Fetching
You now stand before
A heavy, black iron gate.
It creaks open
Under tremendous weight.
Pass by the ornate design
And trudge on through the snow
To a quiet land
Of misery and woe.
Enter a dank chamber
Of dark, eternal mourn'.
Shuffle across the hardened earth
And think of the forlorn.
Look at the names
And make up short stories.
Are they something nice,
Or are they something gory?
Step outside where
The dead brown leaves
Can circle ominously
At your numbing feet.
The icy wind
Whips through your hair
And sings a tearful requiem
To those who are not there.
In the distance
Rings a tolling bell,
Proclaiming to the anguished world
Its lonely sounding death knell.
You can hear the dead
Calling out to you,
"Come join us in our midnight vigil
And see what you can do."
Run your naked fingers
Across the chiseled gray stones.
The bitter, howling cold
Claws you to the bone.
Stare at the bouquets
Of dead sanguine roses.
All of these people
Have already been chosen.
Lust for a freshly dug grave
And death in the night.
Scream out in pain
At a moon that's too bright.
It reflects off the snow
As the stars in the sky.
The frozen light of the distant orb
Shimmers off the silver pools in your eyes.
Tread through lost graveyards
Like walking through a park,
Singing sad dirges
In the moon-lightened dark.
Decode the messages
From the dead
As they growl their whispers
Deep in your head.
You follow the path
On which you came in.
You get to the iron
And take one last look in.
The blowing snow
Rips you like a knife,
And yet you just stand there,
Lamenting loss of futile life.
'Til finally you're content,
And you close tight the gate.
You turn your back on this place,
Realizing your own dark, mortal fate.
You've left only a set
Of a single man's tracks
Being erased by the wailing wind,
But you know you'll be back.
Originally written:
January 22, 1999
Put online:
March 11, 2001
Discussion:
The title, "Fetching," is actually a play on words.
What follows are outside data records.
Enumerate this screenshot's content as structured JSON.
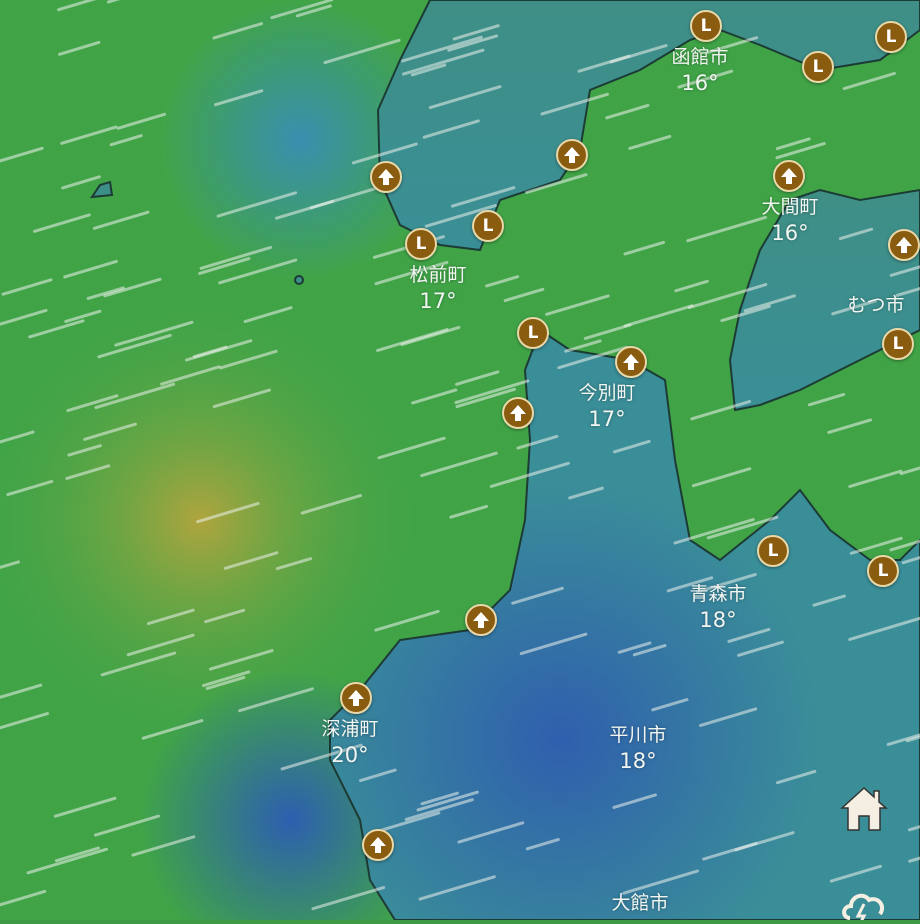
{
  "map": {
    "layer": "wind",
    "colors": {
      "sea_green": "#3fa648",
      "sea_yellow": "#a8a540",
      "land_teal": "#3b8f8c",
      "land_blue": "#2f63a8",
      "marker": "#8a5c10"
    }
  },
  "cities": [
    {
      "name": "函館市",
      "temp": "16°"
    },
    {
      "name": "大間町",
      "temp": "16°"
    },
    {
      "name": "むつ市",
      "temp": ""
    },
    {
      "name": "松前町",
      "temp": "17°"
    },
    {
      "name": "今別町",
      "temp": "17°"
    },
    {
      "name": "青森市",
      "temp": "18°"
    },
    {
      "name": "深浦町",
      "temp": "20°"
    },
    {
      "name": "平川市",
      "temp": "18°"
    },
    {
      "name": "大館市",
      "temp": ""
    }
  ],
  "markers": {
    "low_label": "L",
    "arrow_icon": "up-arrow-icon"
  },
  "controls": {
    "home_icon": "home-icon",
    "weather_icon": "storm-cloud-icon"
  }
}
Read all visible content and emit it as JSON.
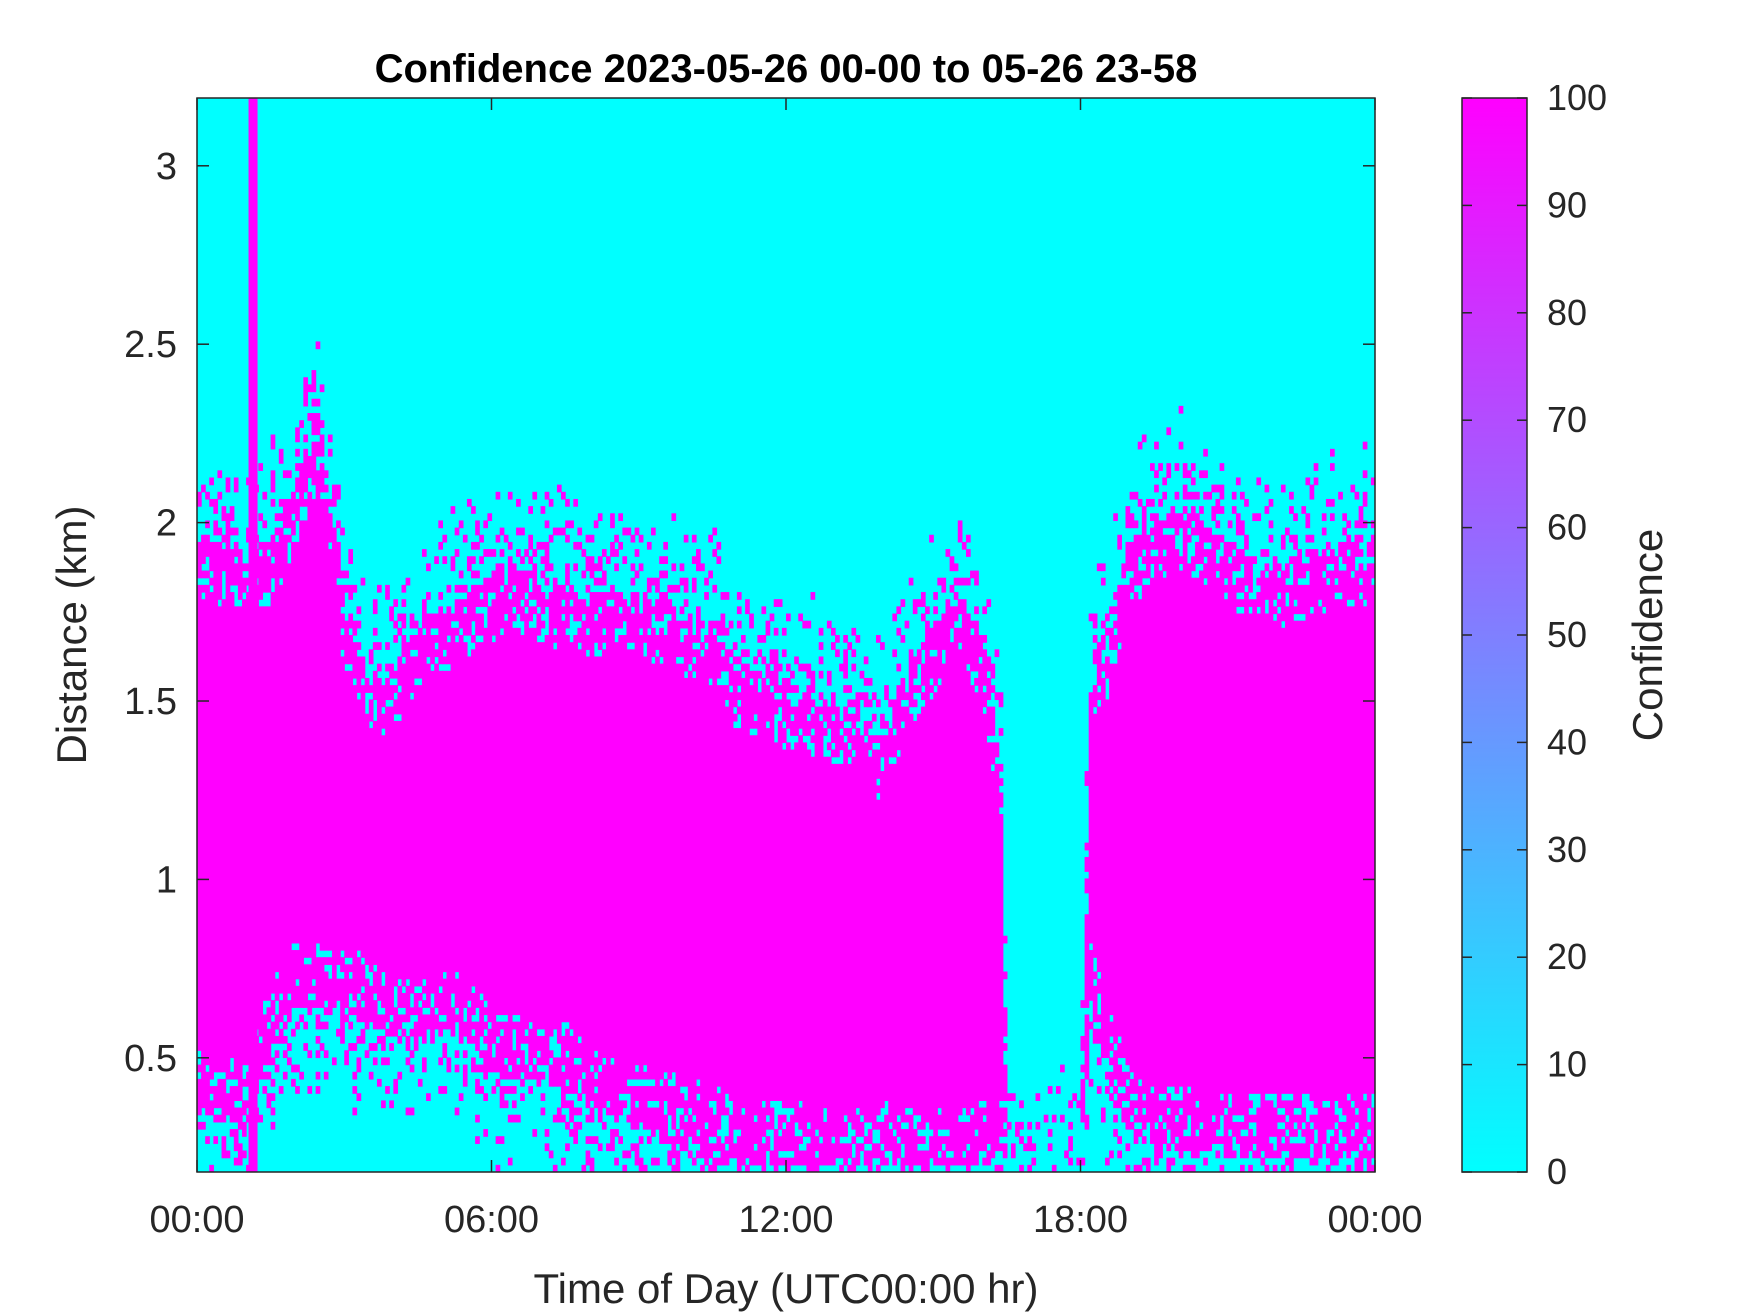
{
  "chart_data": {
    "type": "heatmap",
    "title": "Confidence 2023-05-26 00-00 to 05-26 23-58",
    "xlabel": "Time of Day (UTC00:00 hr)",
    "ylabel": "Distance (km)",
    "x_tick_labels": [
      "00:00",
      "06:00",
      "12:00",
      "18:00",
      "00:00"
    ],
    "x_tick_hours": [
      0,
      6,
      12,
      18,
      24
    ],
    "xlim_hours": [
      0,
      24
    ],
    "y_ticks": [
      0.5,
      1,
      1.5,
      2,
      2.5,
      3
    ],
    "y_tick_labels": [
      "0.5",
      "1",
      "1.5",
      "2",
      "2.5",
      "3"
    ],
    "ylim_km": [
      0.18,
      3.19
    ],
    "colorbar": {
      "label": "Confidence",
      "ticks": [
        0,
        10,
        20,
        30,
        40,
        50,
        60,
        70,
        80,
        90,
        100
      ],
      "tick_labels": [
        "0",
        "10",
        "20",
        "30",
        "40",
        "50",
        "60",
        "70",
        "80",
        "90",
        "100"
      ],
      "range": [
        0,
        100
      ],
      "colormap": "cool",
      "color_min": "#00ffff",
      "color_max": "#ff00ff"
    },
    "values_present": [
      0,
      100
    ],
    "high_confidence_layer": {
      "description_units": "hour -> [bottom_km, top_km] of confidence=100 region",
      "hours": [
        0,
        0.5,
        1,
        1.5,
        2,
        2.5,
        3,
        3.5,
        4,
        4.5,
        5,
        5.5,
        6,
        6.5,
        7,
        7.5,
        8,
        8.5,
        9,
        9.5,
        10,
        10.5,
        11,
        11.5,
        12,
        12.5,
        13,
        13.5,
        14,
        14.5,
        15,
        15.5,
        16,
        16.2,
        16.4,
        16.5,
        17,
        17.5,
        18,
        18.2,
        18.4,
        18.6,
        19,
        19.5,
        20,
        20.5,
        21,
        21.5,
        22,
        22.5,
        23,
        23.5,
        24
      ],
      "top_km": [
        1.95,
        1.95,
        1.9,
        1.95,
        2.1,
        2.3,
        1.75,
        1.55,
        1.6,
        1.7,
        1.75,
        1.8,
        1.85,
        1.88,
        1.85,
        1.82,
        1.8,
        1.82,
        1.78,
        1.78,
        1.75,
        1.72,
        1.6,
        1.58,
        1.55,
        1.52,
        1.5,
        1.45,
        1.4,
        1.6,
        1.7,
        1.8,
        1.68,
        1.5,
        1.3,
        0.2,
        0.2,
        0.2,
        0.2,
        1.55,
        1.68,
        1.7,
        1.95,
        2.0,
        2.05,
        2.0,
        1.95,
        1.9,
        1.88,
        1.9,
        1.92,
        1.95,
        1.95
      ],
      "bottom_km": [
        0.35,
        0.32,
        0.3,
        0.55,
        0.65,
        0.65,
        0.65,
        0.6,
        0.55,
        0.55,
        0.58,
        0.55,
        0.45,
        0.45,
        0.42,
        0.42,
        0.35,
        0.32,
        0.3,
        0.28,
        0.26,
        0.24,
        0.22,
        0.2,
        0.2,
        0.2,
        0.2,
        0.2,
        0.2,
        0.2,
        0.2,
        0.2,
        0.2,
        0.2,
        0.2,
        0.2,
        0.2,
        0.2,
        0.2,
        0.65,
        0.55,
        0.45,
        0.3,
        0.25,
        0.25,
        0.24,
        0.23,
        0.22,
        0.22,
        0.22,
        0.22,
        0.22,
        0.22
      ]
    }
  }
}
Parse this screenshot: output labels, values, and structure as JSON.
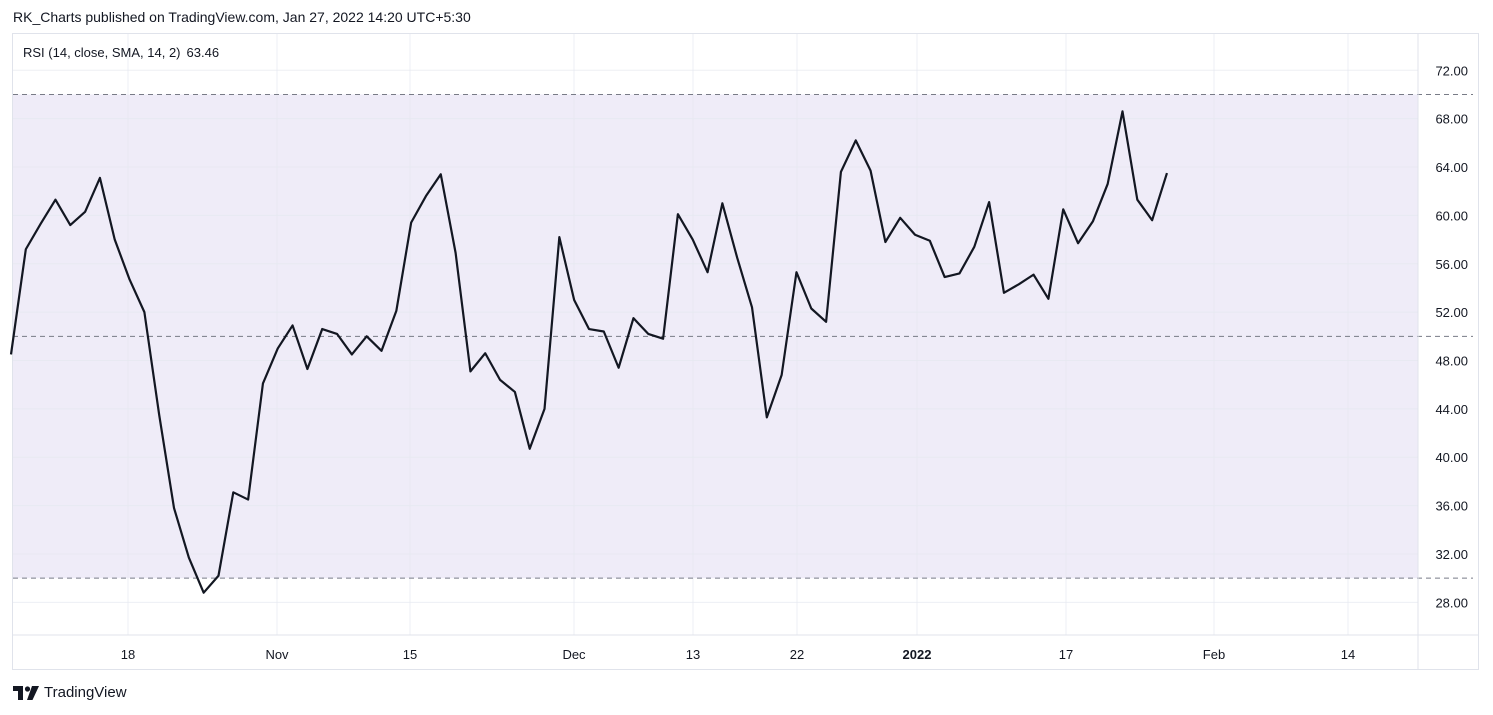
{
  "header": {
    "text": "RK_Charts published on TradingView.com, Jan 27, 2022 14:20 UTC+5:30"
  },
  "indicator": {
    "name": "RSI (14, close, SMA, 14, 2)",
    "value": "63.46"
  },
  "footer": {
    "brand": "TradingView",
    "logo_icon": "tradingview-logo-icon"
  },
  "colors": {
    "line": "#131722",
    "band_fill": "#efecf8",
    "band_border": "#787b86",
    "grid": "#f0f3fa",
    "axis_text": "#131722"
  },
  "chart_data": {
    "type": "line",
    "title": "",
    "xlabel": "",
    "ylabel": "",
    "ylim": [
      25.3,
      75.0
    ],
    "y_ticks": [
      "28.00",
      "32.00",
      "36.00",
      "40.00",
      "44.00",
      "48.00",
      "52.00",
      "56.00",
      "60.00",
      "64.00",
      "68.00",
      "72.00"
    ],
    "x_ticks": [
      {
        "label": "18",
        "bold": false
      },
      {
        "label": "Nov",
        "bold": false
      },
      {
        "label": "15",
        "bold": false
      },
      {
        "label": "Dec",
        "bold": false
      },
      {
        "label": "13",
        "bold": false
      },
      {
        "label": "22",
        "bold": false
      },
      {
        "label": "2022",
        "bold": true
      },
      {
        "label": "17",
        "bold": false
      },
      {
        "label": "Feb",
        "bold": false
      },
      {
        "label": "14",
        "bold": false
      }
    ],
    "levels": {
      "upper": 70,
      "middle": 50,
      "lower": 30
    },
    "grid": true,
    "series": [
      {
        "values": [
          48.5,
          57.2,
          59.3,
          61.3,
          59.2,
          60.3,
          63.1,
          58.0,
          54.7,
          52.0,
          43.5,
          35.8,
          31.7,
          28.8,
          30.2,
          37.1,
          36.5,
          46.1,
          49.0,
          50.9,
          47.3,
          50.6,
          50.2,
          48.5,
          50.0,
          48.8,
          52.1,
          59.4,
          61.6,
          63.4,
          56.9,
          47.1,
          48.6,
          46.4,
          45.4,
          40.7,
          44.0,
          58.2,
          53.0,
          50.6,
          50.4,
          47.4,
          51.5,
          50.2,
          49.8,
          60.1,
          58.0,
          55.3,
          61.0,
          56.5,
          52.4,
          43.3,
          46.8,
          55.3,
          52.3,
          51.2,
          63.6,
          66.2,
          63.7,
          57.8,
          59.8,
          58.4,
          57.9,
          54.9,
          55.2,
          57.4,
          61.1,
          53.6,
          54.3,
          55.1,
          53.1,
          60.5,
          57.7,
          59.5,
          62.6,
          68.6,
          61.3,
          59.6,
          63.5
        ]
      }
    ]
  }
}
A fetch is a ghost or a double, a fey, a wraith. It is believed by some that if it (their own double) is seen on Christmas Eve wandering a graveyard, they will die within the following year, though it is important to note that the subject of this poem is alive, and it is not necessarily Christmas Eve. Fetching is also commonly used to describe beauty or attractiveness. It is the beauty of death and the beauty that can be present within it that I tried to show in this poem. With the last stanza, the subject realizes his own mortality and feels his time and his very self being erased like his footprints in the snow. The inspiration for this work came after watching an excellent episode of "Millennium" in which Frank's father died. This poem was published in UWGB's "Sheepshead Revue" and was used in a project for my Death, Dying, and Loss class at UWGB.